Salvador Dali & The Face of War-Rayne Rutherford
In 1940, Salvador Dalí created the oil painting The Face of War. In The Face of War, Dalí uses oil-based paints to depict war emotionally and psychologically. By this time, Salvador Dalí is a very well-known surrealist artist, often depicting unusual topics in a thought-provoking manner. Salvador Dalí is most known for the piece The Persistence of Memory, where he depicts an assortment of distorted clocks almost liquidly draped on objects. Salvador Dalí’s themes in his paintings are surrounded by a sense of allegory that can only best be described as recalling a dream. Dalí’s paintings are based on his real-life relationships, dreams, science, food, and sex, which correlate to the world's delicacies and details. His odd and at times eccentric personality adds to the awe and theatrics of his paintings and sculptures.
Salvador Dalí, specifically, made The Face of War in the context of the start of the Second World War. Salvador Dalí originally lived in Europe but moved around with his lover. In 1940, Dalí and his lover started getting ready to leave Europe during the turbulent times, but before they visited Dalí’s family in Spain. Dalí was greatly moved by the devastation he saw as he visited. After his visit, he leaves for America in 1940, where he begins painting The Face of War.
Salvador Dalí has a unique painting style that I believe is most seen in dreams. It has the detail and realism of something that someone can physically look at, but the actual subject of the painting is a mix of objects that have distorted features.
Salvador Dalí is a mixture of classical paintings riddled with allegories and hauntingly realism-type war paintings. Dalí uses subtle allegories alluding to the Greek mythology of Medusa’s decapitated yet still deadly head with snakes for hair. It is a subtle connection between the continuation of the destruction of people only through the repetition of death. In contrast to the old traditional style of depictions of war, Dalí also illustrates a quite vivid and direct depiction of the terrors of war. Goya’s etching in The Disasters of War series is a collection of disturbing etchings directly depicting graphic civilian brutality during the war. It was a groundbreaking type of artwork back in Goya’s time, as he was the first artist to depict the realistic horror and death of war. While Dalí does not directly show the brutality of war, they are both similarly disturbing and straight to the point. Both artists grab the user's uncomfortable attention, forcing them to confront the disturbing images. Goya nor Dalí dance around their clear objections to war by depicting scenes horrific yet captivating of the inhumanity and brutality of real-world wars just in different forms.

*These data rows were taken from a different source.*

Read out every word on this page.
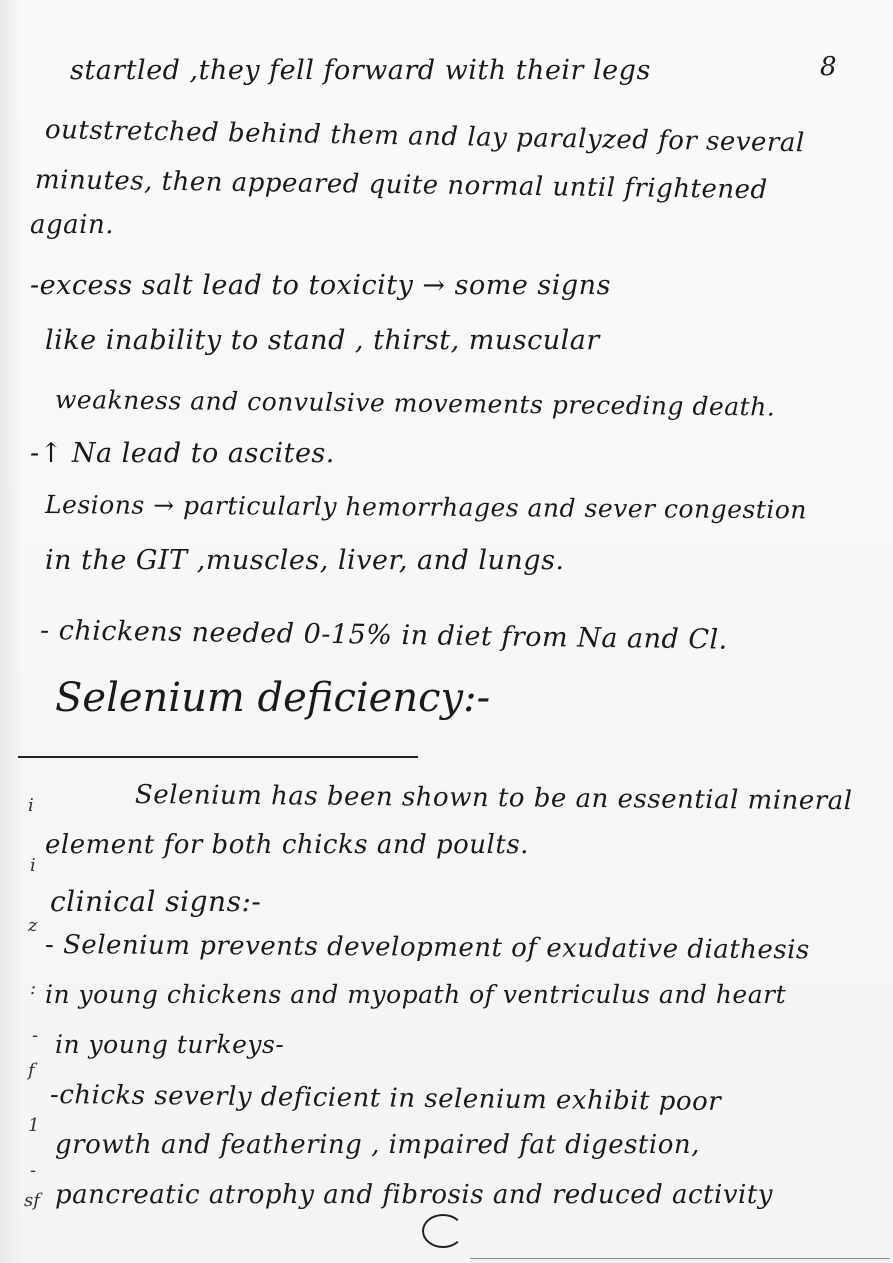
8
startled ,they fell forward with their legs
outstretched behind them and lay paralyzed for several
minutes, then appeared quite normal until frightened
again.
-excess salt lead to toxicity → some signs
like inability to stand , thirst, muscular
weakness and convulsive movements preceding death.
-↑ Na lead to ascites.
Lesions → particularly hemorrhages and sever congestion
in the GIT ,muscles, liver, and lungs.
- chickens needed 0-15% in diet from Na and Cl.
Selenium deficiency:-
Selenium has been shown to be an essential mineral
element for both chicks and poults.
clinical signs:-
- Selenium prevents development of exudative diathesis
in young chickens and myopath of ventriculus and heart
in young turkeys-
-chicks severly deficient in selenium exhibit poor
growth and feathering , impaired fat digestion,
pancreatic atrophy and fibrosis and reduced activity
i
i
z
:
-
f
1
-
sf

Salvador Dalí’s The Face of War painting is a horrific and graphic depiction of the impacts of war on the human mind. He focuses not on the physical damage that war can create but on the immense psychological turmoil. Dalí depicts a decapitated head grimacing toward the viewer, and in the head’s eye sockets and mouth, we can see smaller duplicate heads that reflect the larger image as the cycle repeats of these distressed heads almost screaming at the viewer infinitely. The implied infinity of sorrow and misery depicted by the withering heads relates to the horrors of war, connecting that like the heads screaming out in misery infinitely, war and violence will always continue erecting these emotions. This nightmarish scene goes past typical comprehension but allows the viewer to feel the unsettling dread of the painting, similar to a waking nightmare. The plain but lifeless background is not only meant to enhance the feeling of an isolated, withered environment but also alludes to the barren and desolate environment of war.
Dalí also uses the symbolism of Greek mythology to further demonstrate the carnage of death and destruction in war. Dalí references when Medusa’s decapitated head, still surrounded by snakes, was used as a weapon. Even through her death, Medusa could not rest, as she was used as a weapon of continual destruction, stuck with a scowl of misery and despair.
Dalí uses these elements to illustrate the fragmentation and decay the human mind goes through when faced with war. The centerpiece of the artwork, the withered and decapitated head, represents the psychological trauma represented by Dalí’s imagination. The isolation, sorrow, misery, and desolation are all thoroughly displayed in a haunting image, forcing the viewer to feel unsettled. Dalí purposely illustrates the dread and trauma of war psychologically rather than physically.